DEEPSEEK INTERNAZIONALE
La Deepseek e il futuro del capitalismo

L’avvento sulla scena mondiale della Deepseek ha sconvolto il mercato dell’intelligenza artificiale. La giovane azienda cinese ha lanciato una versione aggiornata del suo chatbot, Deepseek R1 (un software che simula le conversazioni umane per interagire con una macchina come se si conversasse con una persona), che offre le stesse prestazioni di ChatGpt, il chatbot della statunitense OpenAi, ma richiede una potenza di calcolo inferiore ed è stato realizzato con costi nettamente inferiori. In più i suoi sviluppatori lo hanno pubblicato in formato open source e quindi il codice è accessibile a chiunque voglia studiarlo, migliorarlo o usarlo per sviluppare nuove applicazioni.
Quello che per alcuni esperti, come l’informatico e imprenditore statunitense Marc Andreessen, rappresenta il “momento Sputnik” dell’intelligenza artificiale (riferendosi al lancio del primo satellite da parte dell’Unione Sovietica nel 1957, che stupì l’occidente) ha provocato un terremoto nella borsa statunitense: il 27 gennaio i titoli tecnologici hanno perso complessivamente mille miliardi di dollari; l’azienda più penalizzata è stata quella che più di tutte finora aveva goduto della crescita dell’intelligenza artificiale, la Nvidia, il cui valore di borsa è diminuito in un solo giorno di quasi seicento miliardi, record assoluto per una singola società quotata.
Si moltiplicano i commenti sul caso, esploso proprio mentre il presidente degli Stati Uniti Donald Trump presentava un piano da cinquecento miliardi di dollari, lo Stargate, grazie al quale la OpenAi e in generale il settore statunitense dell’intelligenza artificiale dovrebbero consolidare il vantaggio sulla concorrenza. Senza dubbio l’avvento della Deepseek segna una battuta d’arresto per la Silicon valley. E un punto su cui i dirigenti dei colossi tecnologici statunitensi dovranno riflettere sono proprio i soldi: il chatbot R1 dimostra che di per sé la disponibilità di ingenti risorse non è una garanzia di successo.

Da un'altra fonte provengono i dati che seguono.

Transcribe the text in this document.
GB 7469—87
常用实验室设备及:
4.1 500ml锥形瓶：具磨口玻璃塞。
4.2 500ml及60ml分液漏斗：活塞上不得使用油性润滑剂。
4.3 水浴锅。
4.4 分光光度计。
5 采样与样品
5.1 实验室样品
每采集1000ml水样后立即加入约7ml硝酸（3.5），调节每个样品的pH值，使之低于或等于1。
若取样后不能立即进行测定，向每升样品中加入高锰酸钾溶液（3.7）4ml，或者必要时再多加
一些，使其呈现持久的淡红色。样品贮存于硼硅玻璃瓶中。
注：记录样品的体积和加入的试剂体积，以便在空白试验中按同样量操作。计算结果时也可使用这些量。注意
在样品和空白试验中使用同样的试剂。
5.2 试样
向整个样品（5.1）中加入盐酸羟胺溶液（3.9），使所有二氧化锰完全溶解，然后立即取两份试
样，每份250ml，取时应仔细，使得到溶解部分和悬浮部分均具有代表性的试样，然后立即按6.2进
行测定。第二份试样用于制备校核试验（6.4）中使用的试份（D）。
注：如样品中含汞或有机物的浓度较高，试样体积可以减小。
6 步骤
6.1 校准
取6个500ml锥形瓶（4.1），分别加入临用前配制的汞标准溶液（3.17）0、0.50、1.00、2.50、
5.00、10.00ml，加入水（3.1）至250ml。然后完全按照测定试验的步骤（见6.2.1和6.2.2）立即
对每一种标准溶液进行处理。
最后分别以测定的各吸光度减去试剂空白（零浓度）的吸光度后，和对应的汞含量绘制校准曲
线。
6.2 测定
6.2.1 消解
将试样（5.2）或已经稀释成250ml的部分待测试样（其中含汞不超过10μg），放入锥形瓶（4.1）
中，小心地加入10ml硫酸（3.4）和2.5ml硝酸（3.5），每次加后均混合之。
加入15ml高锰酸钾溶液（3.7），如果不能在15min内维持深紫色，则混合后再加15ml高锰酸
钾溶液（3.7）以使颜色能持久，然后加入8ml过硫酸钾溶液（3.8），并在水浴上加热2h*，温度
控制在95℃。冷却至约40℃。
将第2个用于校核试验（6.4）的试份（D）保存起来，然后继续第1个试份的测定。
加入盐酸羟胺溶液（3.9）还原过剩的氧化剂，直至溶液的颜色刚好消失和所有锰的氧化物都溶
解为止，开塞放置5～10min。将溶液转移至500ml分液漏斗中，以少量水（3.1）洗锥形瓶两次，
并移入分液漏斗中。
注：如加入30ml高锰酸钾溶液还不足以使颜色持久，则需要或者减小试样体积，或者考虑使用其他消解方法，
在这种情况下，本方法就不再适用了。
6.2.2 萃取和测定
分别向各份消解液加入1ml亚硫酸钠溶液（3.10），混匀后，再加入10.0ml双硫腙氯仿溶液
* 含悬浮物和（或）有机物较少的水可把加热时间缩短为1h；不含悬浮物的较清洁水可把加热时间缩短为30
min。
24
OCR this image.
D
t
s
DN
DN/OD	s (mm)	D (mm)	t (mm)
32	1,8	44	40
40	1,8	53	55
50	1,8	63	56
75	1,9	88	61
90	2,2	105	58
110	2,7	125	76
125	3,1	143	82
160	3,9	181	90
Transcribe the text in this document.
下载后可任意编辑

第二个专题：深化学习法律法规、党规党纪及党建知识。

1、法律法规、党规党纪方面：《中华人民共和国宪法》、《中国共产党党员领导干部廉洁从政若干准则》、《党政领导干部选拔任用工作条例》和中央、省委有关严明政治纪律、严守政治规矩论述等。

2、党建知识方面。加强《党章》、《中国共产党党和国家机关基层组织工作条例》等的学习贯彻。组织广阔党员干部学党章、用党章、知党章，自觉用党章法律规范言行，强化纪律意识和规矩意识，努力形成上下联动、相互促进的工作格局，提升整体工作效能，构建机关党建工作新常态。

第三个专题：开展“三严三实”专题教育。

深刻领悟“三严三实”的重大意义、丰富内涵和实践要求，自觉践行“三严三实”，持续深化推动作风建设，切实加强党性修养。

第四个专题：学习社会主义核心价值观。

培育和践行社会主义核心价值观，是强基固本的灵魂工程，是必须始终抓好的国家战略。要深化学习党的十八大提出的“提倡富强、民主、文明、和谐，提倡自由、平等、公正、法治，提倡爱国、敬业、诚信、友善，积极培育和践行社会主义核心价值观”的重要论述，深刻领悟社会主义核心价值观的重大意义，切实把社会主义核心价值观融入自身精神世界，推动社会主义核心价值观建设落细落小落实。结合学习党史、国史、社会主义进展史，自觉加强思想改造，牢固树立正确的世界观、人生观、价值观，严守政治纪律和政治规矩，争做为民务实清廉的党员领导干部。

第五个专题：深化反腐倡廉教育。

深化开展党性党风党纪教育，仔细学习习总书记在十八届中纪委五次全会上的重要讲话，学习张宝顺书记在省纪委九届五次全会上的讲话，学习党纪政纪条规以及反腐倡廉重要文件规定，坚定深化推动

Come scrive Bloomberg, le aziende statunitensi dell’intelligenza artificiale ripetono da tempo che il loro vantaggio decisivo, il cosiddetto moat (fossato), è il fatto che “nessun altro ha raccolto miliardi di dollari come loro”. Una posizione a dir poco miope, che spiega perché mai colossi come la OpenAi o la Meta Platforms all’improvviso siano andati nel panico di fronte a una giovane azienda cinese che “ha realizzato un software formidabile spendendo grosso modo quanto lo stipendio annuale di un manager della Silicon valley e dimostrando ai colossi statunitensi che la loro vittoria nel campo dell’intelligenza artificiale non è più scontata”.
Questo non vuol dire che gli investimenti non siano importanti, ma solo che non hanno effetto se dietro non ci sono, da un lato, il pensiero e la creatività e, dall’altro, la possibilità di realizzare profitti offrendo alle persone strumenti davvero utili. Commentando i fatti di questi giorni, Trump ha dichiarato che la Deepseek è “un campanello d’allarme” per il settore, chiamato adesso a lavorare duramente per respingere la minaccia, ma d’altra parte anche “una buona notizia”. Il chatbot cinese dev’essere sfruttato dagli statunitensi per cambiare rotta. L’R1, per esempio, offre la possibilità di superare uno degli ostacoli che affliggono l’intelligenza artificiale: il possibile stallo delle capacità di calcolo disponibili per sviluppare e far funzionare i software.